Il y a une communauté francophone (environ 1200 personnes) très active au Yukon. Nous avons déjà eu l’occasion de rencontrer des Acadiens, beaucoup de Québécois, des Français, des Chtimis et quelques Suisses. L’association Franco Yukonnaise (AFY) subventionnée par le gouvernement assure une aide (pour trouver logement, emploi etc…) aux nouveaux francophones du Yukon. Une trentaine de fonctionnaires y travaillent. Ça fait beaucoup de monde pour nous aider. Nous avons l’impression que les Francophones du Yukon sont mieux servis ici qu’au Québec.
Ils fêtent même a notre grande surprise le 14 juillet le 17 juillet (voir ci-dessous)
Nous concernant nous avons préféré fêter le 14 juillet le 14 juillet chez Annie (que nous connaissons depuis peu de temps grâce a Olivier). Annie nous avait gentillement préparé une spécialité de sa région : une délicieuse tourtière du lac Saint-Jean. Ci-dessous la vidéo de cette belle soirée.
Et pendant ce temps il y a du monde au balcon à l’ambassade de France sur la rue Boyer a Montréal :
Cet après-midi je suis allé déposer mon CV chez un employeur en informatique au centre-ville. Je suis arrivé dans le hall et j’ai demandé si je pouvais parler à Jason (il s’agit du directeur, j’avais entendu parler de lui). La secrétaire a eu à peine le temps de me répondre qu’une porte s’est ouverte, c’était Jason. Il me regarde et me lance en anglais, “Hey salut, Romain ?”. J’en ai eu le souffle coupé. Je n’avais même pas dit mon nom encore. Je lui ai tout de suite demandé comment il savait qui j’étais. Il m’a répondu qu’il avait entendu parler qu’un informaticien avec un accent français cherchait du boulot en ville. J’étais content de savoir que je commençais à être connu au Yukon. Ensuite, ce très sympathique Jason m’explique que je devais être le seul développeur web dans un rayon de 800 kilomètres et qu’il n’avait rien à me proposer malheureusement. Il m’a donné le nom d’un ami à lui (David) qui rechercherait peut-être du monde dans mon domaine. Quelques minutes plus tard je me rends chez David. Sa compagnie se trouve dans une des plus grandes tours du centre-ville (2 étages) au-dessus du dentiste de Whitehorse. Cette fois-ci, c’est David qui a eu le souffle coupé en voyant mon CV. Il lance à un collègue : “Il y a un informaticien en ville et tu sais quoi ? Il a des diplômes”. Et voyant que le conversation était tournée vers l’humour, je réplique à mon tour pour “Et tu sais quoi ? Il habite au camping”. David me recontactera d’ici quelques semaines peut-être…

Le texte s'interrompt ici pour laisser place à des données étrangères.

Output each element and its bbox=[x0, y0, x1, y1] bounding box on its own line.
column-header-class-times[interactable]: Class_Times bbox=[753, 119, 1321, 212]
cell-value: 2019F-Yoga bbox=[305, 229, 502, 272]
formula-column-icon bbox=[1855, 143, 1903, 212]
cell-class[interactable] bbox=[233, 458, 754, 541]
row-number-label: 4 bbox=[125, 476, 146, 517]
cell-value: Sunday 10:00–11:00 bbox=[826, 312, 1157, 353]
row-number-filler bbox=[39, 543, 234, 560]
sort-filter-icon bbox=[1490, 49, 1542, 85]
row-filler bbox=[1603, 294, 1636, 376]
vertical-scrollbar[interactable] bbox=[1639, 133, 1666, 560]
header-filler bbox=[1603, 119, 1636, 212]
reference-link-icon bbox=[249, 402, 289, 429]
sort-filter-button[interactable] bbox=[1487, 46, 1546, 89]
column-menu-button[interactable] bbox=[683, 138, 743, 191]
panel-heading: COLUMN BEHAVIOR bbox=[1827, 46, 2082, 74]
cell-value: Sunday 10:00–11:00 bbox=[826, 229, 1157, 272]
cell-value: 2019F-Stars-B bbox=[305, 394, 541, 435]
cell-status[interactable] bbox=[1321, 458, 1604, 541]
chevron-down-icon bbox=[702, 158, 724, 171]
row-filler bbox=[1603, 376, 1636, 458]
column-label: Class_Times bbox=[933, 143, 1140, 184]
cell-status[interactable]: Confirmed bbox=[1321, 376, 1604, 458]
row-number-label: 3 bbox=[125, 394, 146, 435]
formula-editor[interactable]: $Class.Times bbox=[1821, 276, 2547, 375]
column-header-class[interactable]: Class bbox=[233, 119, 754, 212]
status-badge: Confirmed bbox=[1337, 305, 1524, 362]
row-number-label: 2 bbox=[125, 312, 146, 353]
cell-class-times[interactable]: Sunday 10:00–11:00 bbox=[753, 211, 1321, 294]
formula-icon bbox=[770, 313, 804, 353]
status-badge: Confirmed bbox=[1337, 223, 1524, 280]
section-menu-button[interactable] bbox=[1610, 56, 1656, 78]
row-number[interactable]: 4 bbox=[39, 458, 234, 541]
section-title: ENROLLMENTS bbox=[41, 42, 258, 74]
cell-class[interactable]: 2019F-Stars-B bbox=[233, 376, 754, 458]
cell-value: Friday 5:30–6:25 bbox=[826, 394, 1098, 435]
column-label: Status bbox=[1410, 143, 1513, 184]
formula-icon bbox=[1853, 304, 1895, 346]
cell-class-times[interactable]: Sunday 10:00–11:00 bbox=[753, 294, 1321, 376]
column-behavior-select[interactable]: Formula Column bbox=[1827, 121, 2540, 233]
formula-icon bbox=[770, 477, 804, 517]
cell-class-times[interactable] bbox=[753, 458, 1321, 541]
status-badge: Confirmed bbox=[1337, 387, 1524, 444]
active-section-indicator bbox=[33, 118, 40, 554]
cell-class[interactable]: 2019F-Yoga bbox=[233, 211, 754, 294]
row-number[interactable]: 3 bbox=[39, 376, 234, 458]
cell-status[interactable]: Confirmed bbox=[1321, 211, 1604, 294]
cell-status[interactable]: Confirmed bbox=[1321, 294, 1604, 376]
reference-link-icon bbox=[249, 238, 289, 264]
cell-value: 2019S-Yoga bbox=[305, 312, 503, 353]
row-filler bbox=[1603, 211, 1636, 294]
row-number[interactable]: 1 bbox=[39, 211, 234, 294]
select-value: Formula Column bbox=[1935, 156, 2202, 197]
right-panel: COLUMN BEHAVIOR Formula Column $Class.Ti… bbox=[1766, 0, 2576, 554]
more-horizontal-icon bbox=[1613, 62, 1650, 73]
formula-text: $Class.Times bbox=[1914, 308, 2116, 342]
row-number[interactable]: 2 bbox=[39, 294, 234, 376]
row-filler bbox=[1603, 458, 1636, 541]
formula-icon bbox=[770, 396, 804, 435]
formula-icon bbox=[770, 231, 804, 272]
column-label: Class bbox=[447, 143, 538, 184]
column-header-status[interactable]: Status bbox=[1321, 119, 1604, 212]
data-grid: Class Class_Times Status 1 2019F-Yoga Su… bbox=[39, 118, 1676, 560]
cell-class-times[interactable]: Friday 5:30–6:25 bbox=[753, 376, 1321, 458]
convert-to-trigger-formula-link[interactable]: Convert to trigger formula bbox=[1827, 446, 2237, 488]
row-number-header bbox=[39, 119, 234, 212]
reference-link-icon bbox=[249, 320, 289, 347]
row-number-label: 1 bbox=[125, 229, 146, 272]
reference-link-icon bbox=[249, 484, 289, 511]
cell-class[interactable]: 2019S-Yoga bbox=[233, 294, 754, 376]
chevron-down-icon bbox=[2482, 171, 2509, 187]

Ce soir nous faisons du “house sitting”. Nous laissons l’emplacement 32 de notre camping pour aller vivre deux semaines dans une cabane isolée dans la forêt. Il n’y a pas d’eau courante, mais il y a…. internet haute vitesse. Je n’avais pas bien compris au début, je me demandais comment cela pouvait être possible. Bon c’est vrai qu’en ce qui me concerne je préfère ne pas me laver mais pouvoir naviguer sur l’autoroute de l’information (Marion c’est l’inverse, chacun ses priorités). Nous sommes à Robinson à 10 kilomètres au sud de la jonction entre la Alaska Highway et la Klondike Highway en pleine forêt.
Une amie d’Olivier (Wendy que nous n’avons jamais rencontrée) nous laisse donc sa maison pour cette période. Le house sitting est un concept entré dans les mœurs dans les pays anglo-saxons qui consiste en un échange de service entre particuliers.
Fonctionnement: Un propriétaire, devant quitter son domicile pour une période donnée (souvent pour des vacances) le confie à un house-sitter. Celui-ci, en échange de l’hébergement, s’y installe pour la période, y assure un minimum de présence rassurante et d’entretien courant, et prend en charge le ou les animaux du propriétaire. Dans notre cas il s’agit de s’occuper de deux superbes chats yukonnais (Baz et Griffin).
Je viens d’envoyer aujourd’hui mon premier CV (merci Marie pour ton aide concernant la traduction en anglais). A Whitehorse, il est possible d’apporter son chien, son furet ou sa tarentule au travail (voir annonce ci-dessous). On m’a conseillé de ne pas m’habiller trop bien pour les entretiens (c’est louche de venir avec une chemise, ou pire une cravate). La conseillère en emploi nous a simplement conseillé de prendre une douche, et de ne pas avoir de terre sur les vêtements. D’ailleurs cette façon de faire nous arrange bien, car il n’est pas facile de repasser des chemises dans le camping où nous avons élu domicile pour le moment. Il est courant d’apporter directement son CV aux employeurs en main propre.